By: Cassandra Hendry

It’s not every day that a professor who is technically retired receives an award for a class he’s been teaching since 1968. Of course, Carter Elwood is not just any professor.

Elwood, a veteran teacher of Russian history at Carleton, won the 2013 Capital Educators’ Award in May on the recommendation letter of a student in his class.

“He has an uncanny and, in my opinion, unmatched story-telling ability that makes history come alive. And we, as his students, are part of that process,” wrote the student who nominated him.

Elwood is a lecturer by training, and says he likes to keep it simple in the classroom. His lectures aren’t new each year, but he says he takes time to refresh them and put a new spin on each topic he crafts.

“To a certain extent, it’s a reflection of my own training and how I was taught. It’s from the good teachers I had and what they did,” he says.

“The good undergraduate teachers I had were well organized, tried to give students their monies worth, and tried to get them interested in history. I try to perpetuate those things.”

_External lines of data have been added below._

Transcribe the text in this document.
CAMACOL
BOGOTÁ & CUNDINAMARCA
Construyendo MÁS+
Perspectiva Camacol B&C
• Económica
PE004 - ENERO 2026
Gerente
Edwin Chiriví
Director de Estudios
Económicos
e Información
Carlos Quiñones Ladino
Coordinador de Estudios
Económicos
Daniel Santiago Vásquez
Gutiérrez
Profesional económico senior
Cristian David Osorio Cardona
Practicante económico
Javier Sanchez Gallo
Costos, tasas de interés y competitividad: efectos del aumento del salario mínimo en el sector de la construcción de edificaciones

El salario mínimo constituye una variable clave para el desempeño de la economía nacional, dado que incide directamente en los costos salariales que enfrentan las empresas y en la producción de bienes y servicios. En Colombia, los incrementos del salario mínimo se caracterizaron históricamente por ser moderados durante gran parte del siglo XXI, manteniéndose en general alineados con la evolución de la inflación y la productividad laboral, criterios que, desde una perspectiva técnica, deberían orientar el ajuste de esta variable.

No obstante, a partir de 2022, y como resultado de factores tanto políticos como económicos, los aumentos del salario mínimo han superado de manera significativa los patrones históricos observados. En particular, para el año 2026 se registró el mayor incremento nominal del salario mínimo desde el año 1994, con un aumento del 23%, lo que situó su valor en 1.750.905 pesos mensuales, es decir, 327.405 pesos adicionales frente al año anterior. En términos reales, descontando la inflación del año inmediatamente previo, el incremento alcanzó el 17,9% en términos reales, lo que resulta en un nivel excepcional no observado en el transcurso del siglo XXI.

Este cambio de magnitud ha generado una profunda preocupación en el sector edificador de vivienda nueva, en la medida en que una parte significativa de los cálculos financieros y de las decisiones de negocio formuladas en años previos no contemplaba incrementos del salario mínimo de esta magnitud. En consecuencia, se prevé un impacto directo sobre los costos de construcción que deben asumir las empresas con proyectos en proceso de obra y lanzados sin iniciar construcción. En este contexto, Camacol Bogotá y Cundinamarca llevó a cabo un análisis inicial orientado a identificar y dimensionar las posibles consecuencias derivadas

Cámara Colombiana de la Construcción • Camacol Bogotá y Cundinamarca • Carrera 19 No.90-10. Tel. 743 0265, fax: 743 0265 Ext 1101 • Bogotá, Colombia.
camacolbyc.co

Having been teaching at Carleton since 1968, Elwood has had to adapt to the changing technological world that permeates the classroom, sometimes with humorous results.

“No sooner had I started using overhead that all my colleagues started using PowerPoint!” he laughs.

Now, Elwood uses a PowerPoint presentation to show illustrations and maps he can refer to during his lecture for supplementation. He also features two or three Soviet-era films in each course to give students a real look into the material they’re studying.

One of his unique traits is the lack of teaching assistants in his courses. He prefers lectures with the professor to discussion groups, which he says his students wholeheartedly agree with.

Now that he’s retired, he enjoys doing marking himself, hoping that students can learn something from being graded by someone with years of experience.

For a professor who has had so much experience moulding young minds, he says the secret to teaching is much simpler than expected.

“I try to interest them in history, in Russian history especially, and get them involved in it. And I think if I have their attention at the end of an hour and a half, it’s been reasonably successful.”